The summary available in French and English presents findings of the feasibility study and recommendations for relevant stakeholders (including the Ministry of Education, the Education Cluster and newly-formed Accelerated Education Working Group (AEWG) in the Central African Republic. It is hoped that this work will contribute to addressing the many challenges of access, quality and equity for children and youth who have been denied their right to education.
Refugees and internally displaced children and youth frequently miss substantial amounts of schooling. With each lost semester or year of schooling there is an increased risk that they will be unable to return to formal education and greater risks to their protection as a result. Responding to the needs of these children and youth has increasingly led governments and agencies to explore the possibility of providing accelerated education responses.

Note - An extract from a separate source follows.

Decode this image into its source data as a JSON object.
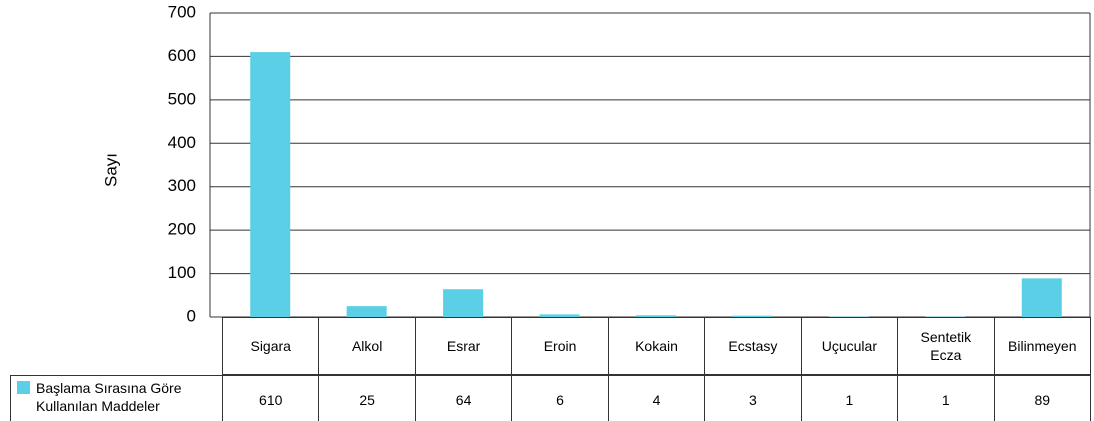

Such responses can support children and youth to attain formal schooling equivalencies and can provide ports of re-entry into continued formal schooling at appropriate grade levels. Addressing the needs of overaged children with targeted age-appropriate programming increases learning and protection for all children and youth in both the formal school system and accelerated programmes.
The education sector in the Central African Republic has been severely affected by the crisis in the country since late 2012 and children – particularly girls – have been denied access to school due to the displacement, closure of schools and lack of access by pupils and teachers due to high-level insecurity. The subsequent humanitarian crisis of 2013-2014 has exacerbated challenges and led to what can be described as a "lost school year."
The potential for employing accelerated education programmes in the Central African Republic is of interest to the government and international donors for a variety reasons. The key motivation driving this interest is that an accelerated response has the ability to meet the educational needs of Central African children and youth who have missed out or had their education interrupted during the conflict, and can be modelled and implemented across the entire country.
Having over 15 years of experience implementing various forms of accelerated education programming, NRC commissioned an independent feasibility study in October 2015 to ascertain the accelerated education needs of the population and assess the feasibility of an NRC accelerated education programme for 2016. The study was carried out over a total period of seven weeks with a three-week field mission in Bangui and the prefecture of Mambere-Kadei. A total of eight schools were visited and 154 external stakeholders interviewed, including enrolled students, overaged and out-of-school children and youth, parents, teachers, primary school directors, civil society organisations and education authorities at central, regional and local levels.